IFCC 3Q Interview // Alex Brady
1. How did you get started in your field and what advice can you offer enthusiasts and beginners?
Frankly I still feel like a beginner, but I can describe some milestones that were important to me up to this point. I played a lot with Lego as a kid and always enjoyed building unwieldy monstrosities from my imagination. For being naughty in school I was forced to work on the school production of Oklahoma! and opted to paint the backgrounds. It turned out the punishment was actually great fun, watching the actors rehearse and building my sets, and maybe that’s where I got hooked on show biz. I watched the movie Aliens around then too, that was a major milestone. It still boggles my mind what they did on such a small budget. Total genius. I think the biggest thing after seeing Aliens was finding the work of Syd Mead. My now tattered copy of Oblagon is in terrible shape from the study I’ve poured into it and I still steal ideas from Syd pretty much every day. He is THE man! After school I did a degree in car styling and worked a little in that field, but, I was never that great at it, so left to do my own thing.
I decided to really get serious around 2008, trying to at least draw one thing every day. Once I got into that routine things seemed to progress surprisingly quickly in terms of capability and career opportunities. I started working on small indie games and then on AAA titles and so on. On the one hand money was often very tight, but I got addicted to working my own hours and have never regretted that decision. My life is like one long string of busy Saturdays rather than a depressing grind and I think that’s worth missing out on the latest phone or cushy apartment for a few years.

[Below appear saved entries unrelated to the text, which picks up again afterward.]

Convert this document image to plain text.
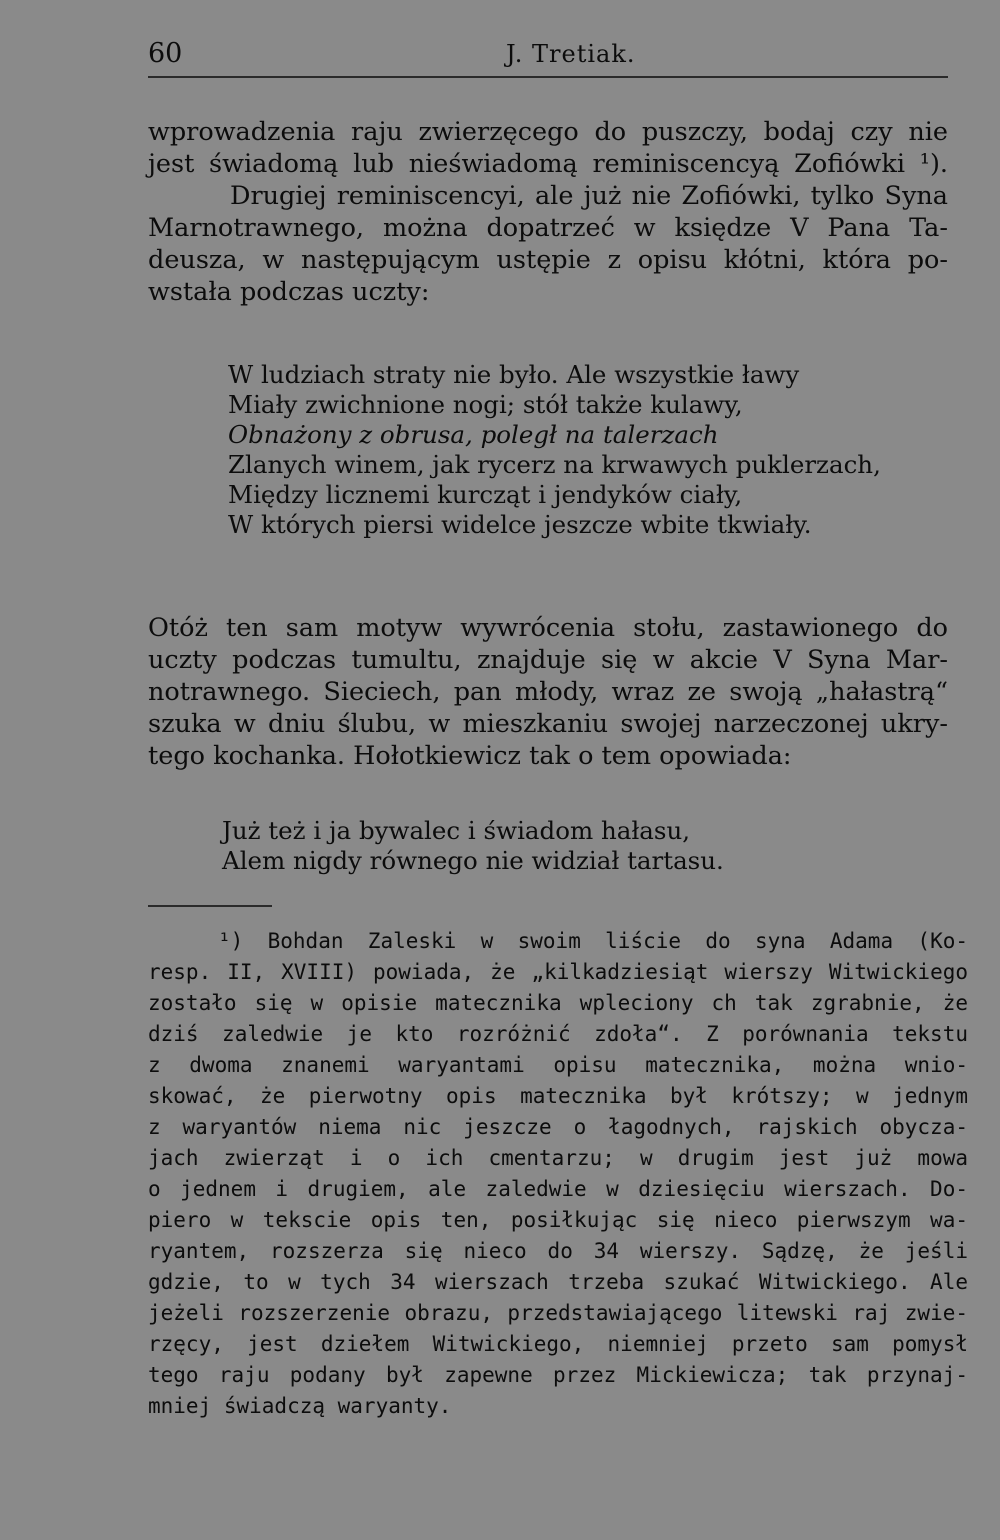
60	J. Tretiak.
wprowadzenia raju zwierzęcego do puszczy, bodaj czy nie
jest świadomą lub nieświadomą reminiscencyą Zofiówki ¹).
Drugiej reminiscencyi, ale już nie Zofiówki, tylko Syna
Marnotrawnego, można dopatrzeć w księdze V Pana Ta-
deusza, w następującym ustępie z opisu kłótni, która po-
wstała podczas uczty:
W ludziach straty nie było. Ale wszystkie ławy
Miały zwichnione nogi; stół także kulawy,
Obnażony z obrusa, poległ na talerzach
Zlanych winem, jak rycerz na krwawych puklerzach,
Między licznemi kurcząt i jendyków ciały,
W których piersi widelce jeszcze wbite tkwiały.
Otóż ten sam motyw wywrócenia stołu, zastawionego do
uczty podczas tumultu, znajduje się w akcie V Syna Mar-
notrawnego. Sieciech, pan młody, wraz ze swoją „hałastrą“
szuka w dniu ślubu, w mieszkaniu swojej narzeczonej ukry-
tego kochanka. Hołotkiewicz tak o tem opowiada:
Już też i ja bywalec i świadom hałasu,
Alem nigdy równego nie widział tartasu.
¹) Bohdan Zaleski w swoim liście do syna Adama (Ko-
resp. II, XVIII) powiada, że „kilkadziesiąt wierszy Witwickiego
zostało się w opisie matecznika wpleciony ch tak zgrabnie, że
dziś zaledwie je kto rozróżnić zdoła“. Z porównania tekstu
z dwoma znanemi waryantami opisu matecznika, można wnio-
skować, że pierwotny opis matecznika był krótszy; w jednym
z waryantów niema nic jeszcze o łagodnych, rajskich obycza-
jach zwierząt i o ich cmentarzu; w drugim jest już mowa
o jednem i drugiem, ale zaledwie w dziesięciu wierszach. Do-
piero w tekscie opis ten, posiłkując się nieco pierwszym wa-
ryantem, rozszerza się nieco do 34 wierszy. Sądzę, że jeśli
gdzie, to w tych 34 wierszach trzeba szukać Witwickiego. Ale
jeżeli rozszerzenie obrazu, przedstawiającego litewski raj zwie-
rzęcy, jest dziełem Witwickiego, niemniej przeto sam pomysł
tego raju podany był zapewne przez Mickiewicza; tak przynaj-
mniej świadczą waryanty.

It can be tough when all your friends go snowboarding or whatever, but when they’re all slogging into the office you’re tucked up in bed and have nothing to do but drawing later on. Stick with it, it’s wicked!
2. What was your favorite project so far and why?
Like everyone I’ve had a few dodgy clients over the years but I think overall I’ve been very lucky with who I’ve worked it. I enjoyed working on Battlefield because although the work rate was high, the workflow was extremely well organized and easy to manage. Sometimes the pressure itself can be a blast. Working in London on Guardians of the Galaxy with Jonas De Ro, Nadia Mogilev, Mark Tompkins, Ravi Bansal was a tremendously exciting time, and really made me realize how hard-working and talented folks working in SFX are. Like wow!
As far as the most creative freedom I’ve had, that was when I was working on Bastiaan Koch’s indie movie project “Is This Heaven”. Bastiaan encouraged me to work how I felt was right and that was really cool and fun!
3. How will you be involved in IFCC 2015 and what do you expect from the festival?
I’m really flattered that people are interested in how I work, so I want to respond by doing lots of demos and collabs, making sure everyone has a fun, engaging time. I spend most of my working time alone in a quiet room with only the Internet keeping me company so can be a bit shy and weird when in a big crowd. Please don’t be offended!! On the other hand I LOVE geeking out – I mean thoughtfully discussing- about art, science, science fiction, movies, art history, you name it. My favorite thing is collabing with people, so if someone gives me a sketch I see where I can take it and then return it. That kind of thing. As a byproduct of this process we talk about our techniques and swap ideas. That kind of interaction is among the most fun you can have with your clothes on. And of course I’m excited about all the art heroes that will be at IFCC 2015 who’s work I’ve studied and enjoyed. I’ll have my notebook out and try to listen carefully. Really looking forward to that!